男孩的设备很简单:一只话筒,一个手机支架,一个小音箱。歌却唱得极好听:三十年前的经典老歌,最新流行的网络歌曲;民族的,流行的,还有城市民谣;一首接一首,一曲连一曲,尽管音响声音开得不大,但还是引得不少路人驻足聆听。
他正前方的地上,黑色音箱包敞着口,里面躺着一个压膜的二维码。偶尔有人扫码,也有人买来一两瓶饮料放到他的脚下,这时,大男孩会羞涩地在歌曲中间挤出两个字:“谢谢。”

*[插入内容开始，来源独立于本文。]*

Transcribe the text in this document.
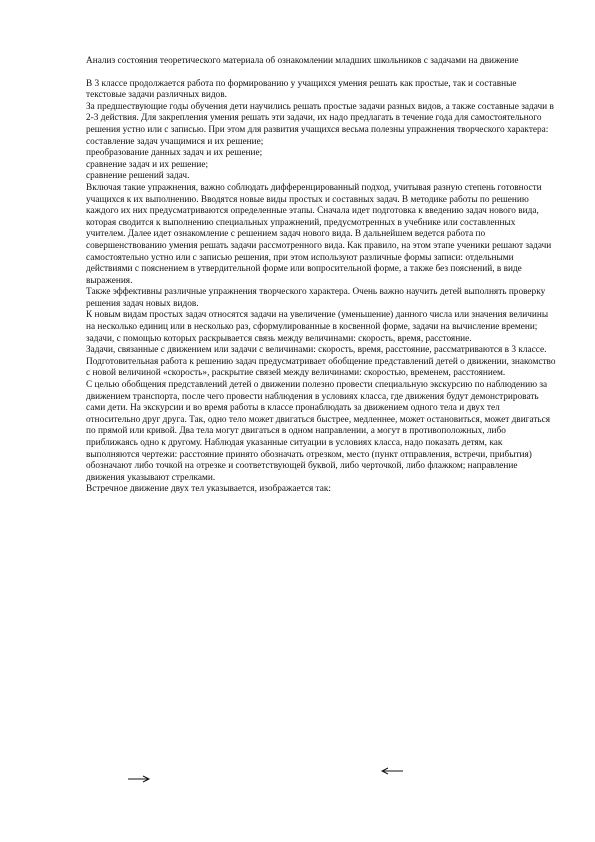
Анализ состояния теоретического материала об ознакомлении младших школьников с задачами на движение

В 3 классе продолжается работа по формированию у учащихся умения решать как простые, так и составные текстовые задачи различных видов.

За предшествующие годы обучения дети научились решать простые задачи разных видов, а также составные задачи в 2-3 действия. Для закрепления умения решать эти задачи, их надо предлагать в течение года для самостоятельного решения устно или с записью. При этом для развития учащихся весьма полезны упражнения творческого характера:

составление задач учащимися и их решение;

преобразование данных задач и их решение;

сравнение задач и их решение;

сравнение решений задач.

Включая такие упражнения, важно соблюдать дифференцированный подход, учитывая разную степень готовности учащихся к их выполнению. Вводятся новые виды простых и составных задач. В методике работы по решению каждого их них предусматриваются определенные этапы. Сначала идет подготовка к введению задач нового вида, которая сводится к выполнению специальных упражнений, предусмотренных в учебнике или составленных учителем. Далее идет ознакомление с решением задач нового вида. В дальнейшем ведется работа по совершенствованию умения решать задачи рассмотренного вида. Как правило, на этом этапе ученики решают задачи самостоятельно устно или с записью решения, при этом используют различные формы записи: отдельными действиями с пояснением в утвердительной форме или вопросительной форме, а также без пояснений, в виде выражения.

Также эффективны различные упражнения творческого характера. Очень важно научить детей выполнять проверку решения задач новых видов.

К новым видам простых задач относятся задачи на увеличение (уменьшение) данного числа или значения величины на несколько единиц или в несколько раз, сформулированные в косвенной форме, задачи на вычисление времени; задачи, с помощью которых раскрывается связь между величинами: скорость, время, расстояние.

Задачи, связанные с движением или задачи с величинами: скорость, время, расстояние, рассматриваются в 3 классе.

Подготовительная работа к решению задач предусматривает обобщение представлений детей о движении, знакомство с новой величиной «скорость», раскрытие связей между величинами: скоростью, временем, расстоянием.

С целью обобщения представлений детей о движении полезно провести специальную экскурсию по наблюдению за движением транспорта, после чего провести наблюдения в условиях класса, где движения будут демонстрировать сами дети. На экскурсии и во время работы в классе пронаблюдать за движением одного тела и двух тел относительно друг друга. Так, одно тело может двигаться быстрее, медленнее, может остановиться, может двигаться по прямой или кривой. Два тела могут двигаться в одном направлении, а могут в противоположных, либо приближаясь одно к другому. Наблюдая указанные ситуации в условиях класса, надо показать детям, как выполняются чертежи: расстояние принято обозначать отрезком, место (пункт отправления, встречи, прибытия) обозначают либо точкой на отрезке и соответствующей буквой, либо черточкой, либо флажком; направление движения указывают стрелками.

Встречное движение двух тел указывается, изображается так:
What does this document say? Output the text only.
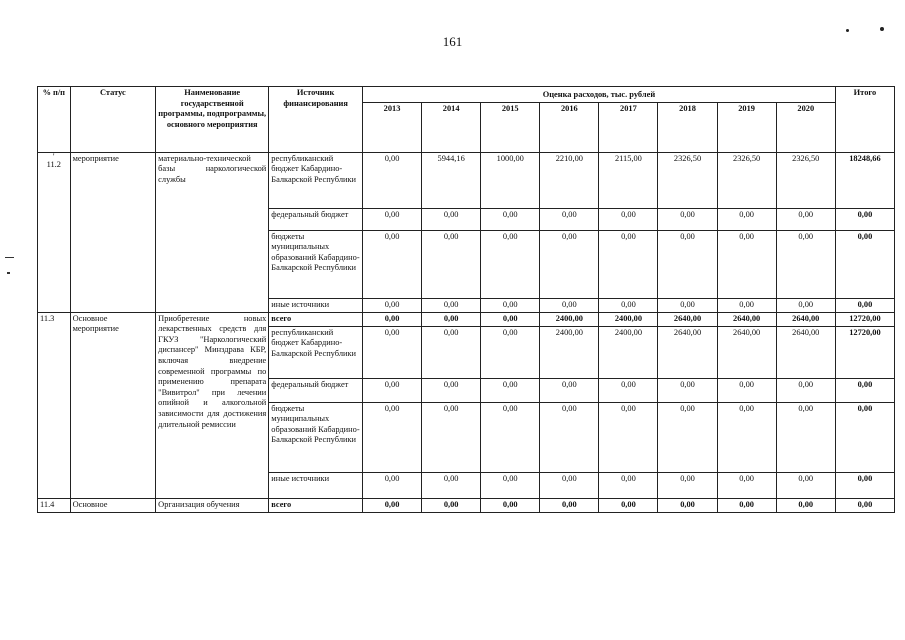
161
% п/п	Статус	Наименование государственной программы, подпрограммы, основного мероприятия	Источник финансирования	Оценка расходов, тыс. рублей								Итого
				2013	2014	2015	2016	2017	2018	2019	2020	

'
11.2	мероприятие	материально-технической базы наркологической службы	республиканский бюджет Кабардино-Балкарской Республики	0,00	5944,16	1000,00	2210,00	2115,00	2326,50	2326,50	2326,50	18248,66
			федеральный бюджет	0,00	0,00	0,00	0,00	0,00	0,00	0,00	0,00	0,00
			бюджеты муниципальных образований Кабардино-Балкарской Республики	0,00	0,00	0,00	0,00	0,00	0,00	0,00	0,00	0,00
			иные источники	0,00	0,00	0,00	0,00	0,00	0,00	0,00	0,00	0,00

11.3	Основное мероприятие	Приобретение новых лекарственных средств для ГКУЗ "Наркологический диспансер" Минздрава КБР, включая внедрение современной программы по применению препарата "Вивитрол" при лечении опийной и алкогольной зависимости для достижения длительной ремиссии	всего	0,00	0,00	0,00	2400,00	2400,00	2640,00	2640,00	2640,00	12720,00
			республиканский бюджет Кабардино-Балкарской Республики	0,00	0,00	0,00	2400,00	2400,00	2640,00	2640,00	2640,00	12720,00
			федеральный бюджет	0,00	0,00	0,00	0,00	0,00	0,00	0,00	0,00	0,00
			бюджеты муниципальных образований Кабардино-Балкарской Республики	0,00	0,00	0,00	0,00	0,00	0,00	0,00	0,00	0,00
			иные источники	0,00	0,00	0,00	0,00	0,00	0,00	0,00	0,00	0,00

11.4	Основное	Организация обучения	всего	0,00	0,00	0,00	0,00	0,00	0,00	0,00	0,00	0,00
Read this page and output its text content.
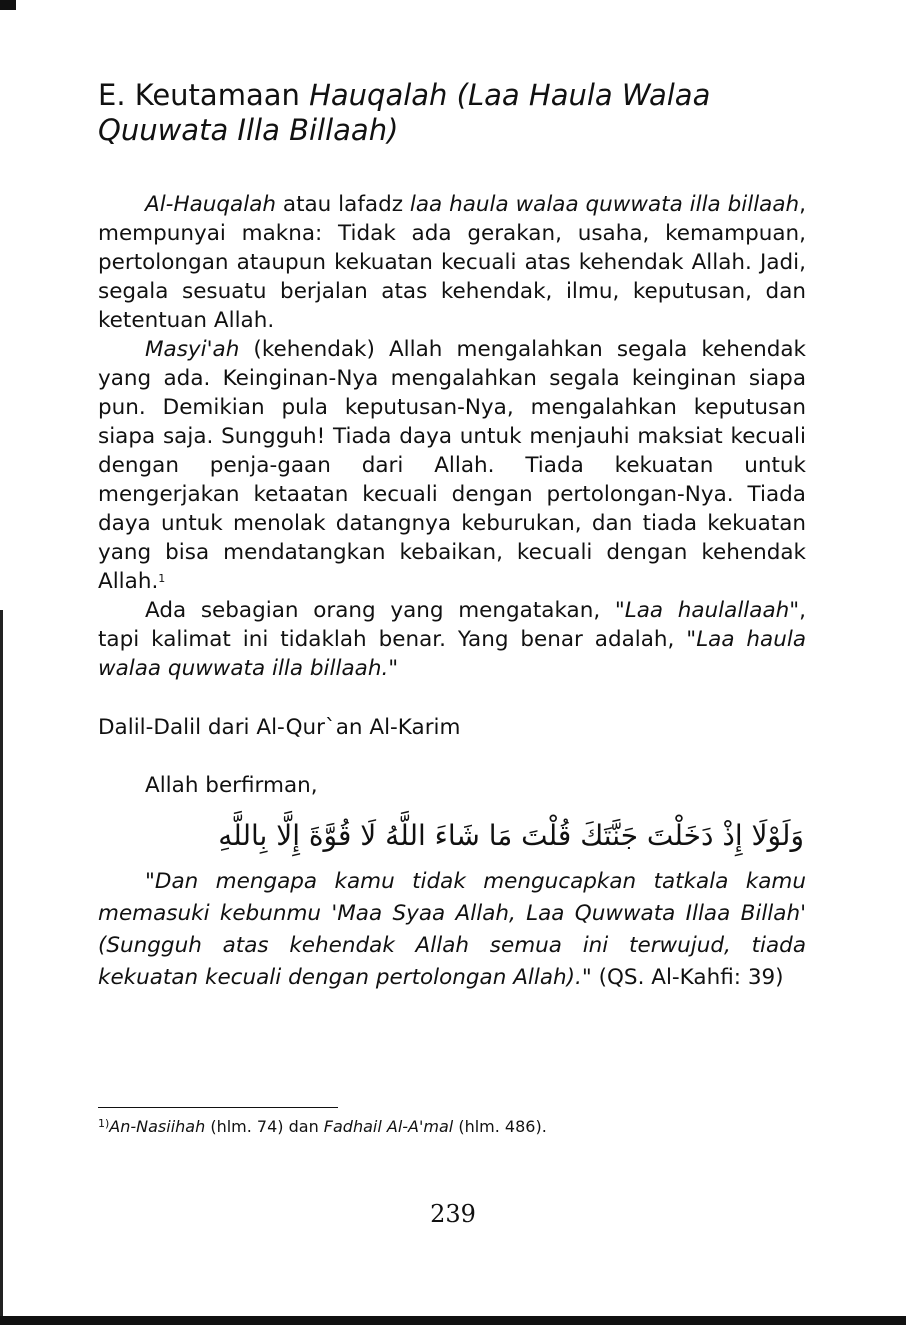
E. Keutamaan Hauqalah (Laa Haula Walaa Quuwata Illa Billaah)

Al-Hauqalah atau lafadz laa haula walaa quwwata illa billaah, mempunyai makna: Tidak ada gerakan, usaha, kemampuan, pertolongan ataupun kekuatan kecuali atas kehendak Allah. Jadi, segala sesuatu berjalan atas kehendak, ilmu, keputusan, dan ketentuan Allah.

Masyi'ah (kehendak) Allah mengalahkan segala kehendak yang ada. Keinginan-Nya mengalahkan segala keinginan siapa pun. Demikian pula keputusan-Nya, mengalahkan keputusan siapa saja. Sungguh! Tiada daya untuk menjauhi maksiat kecuali dengan penja-gaan dari Allah. Tiada kekuatan untuk mengerjakan ketaatan kecuali dengan pertolongan-Nya. Tiada daya untuk menolak datangnya keburukan, dan tiada kekuatan yang bisa mendatangkan kebaikan, kecuali dengan kehendak Allah.$^1$

Ada sebagian orang yang mengatakan, "Laa haulallaah", tapi kalimat ini tidaklah benar. Yang benar adalah, "Laa haula walaa quwwata illa billaah."

Dalil-Dalil dari Al-Qur`an Al-Karim
Allah berfirman,
وَلَوْلَا إِذْ دَخَلْتَ جَنَّتَكَ قُلْتَ مَا شَاءَ اللَّهُ لَا قُوَّةَ إِلَّا بِاللَّهِ

"Dan mengapa kamu tidak mengucapkan tatkala kamu memasuki kebunmu 'Maa Syaa Allah, Laa Quwwata Illaa Billah' (Sungguh atas kehendak Allah semua ini terwujud, tiada kekuatan kecuali dengan pertolongan Allah)." (QS. Al-Kahfi: 39)

$^{1)}$An-Nasiihah (hlm. 74) dan Fadhail Al-A'mal (hlm. 486).
239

一曲好听的《风吹麦浪》唱起。此时,头顶是深蓝的夜空,半个月亮的旁边泊着几朵闲云,有风隐约拂过,街区的霓虹无声地变幻着周遭的夜色。这样的音画足以让每一个世人胸怀美好,心生惬意。
我举着手机正在录像,突然,一个白衬衣的中年男子走了上去,男孩赶忙停下歌声,关掉了音响。白衬衣是街区的安保,要求男孩马上收摊走人。男孩一边用纸巾擦着脸上的汗,一边小声地和白衬衫解释:自己昨天本来是在对面那条街唱歌的,是街区安保领导让他挪到这边来的,怎么突然又不让唱了呢?白衬衣没有回答,只说,我也只是个打工的,街区领导说不给唱,那就不给唱。
男孩愣了一下,没有再坚持,说,好的,那我走吧。话刚说完,已经在拆面前的支架了,竟一点也没有生气的样子。
我走上前扫码,刷给男孩十块钱。问他:他们每天都来撵你么?男孩谢过我,笑着说,也不是天天来撵,估计是今天我不走运吧。
回到家,我把大男孩唱的《风吹麦浪》的视频发给一个朋友。她看了,感慨地说,在她居住的安庆,也见过一次年轻人在街边唱歌。她发过来一个红包,说,《风吹麦浪》我听了,这二十块钱,你替我转给那个男孩。她一再交待:你一定要告诉他——一个阿姨喜欢听他的歌。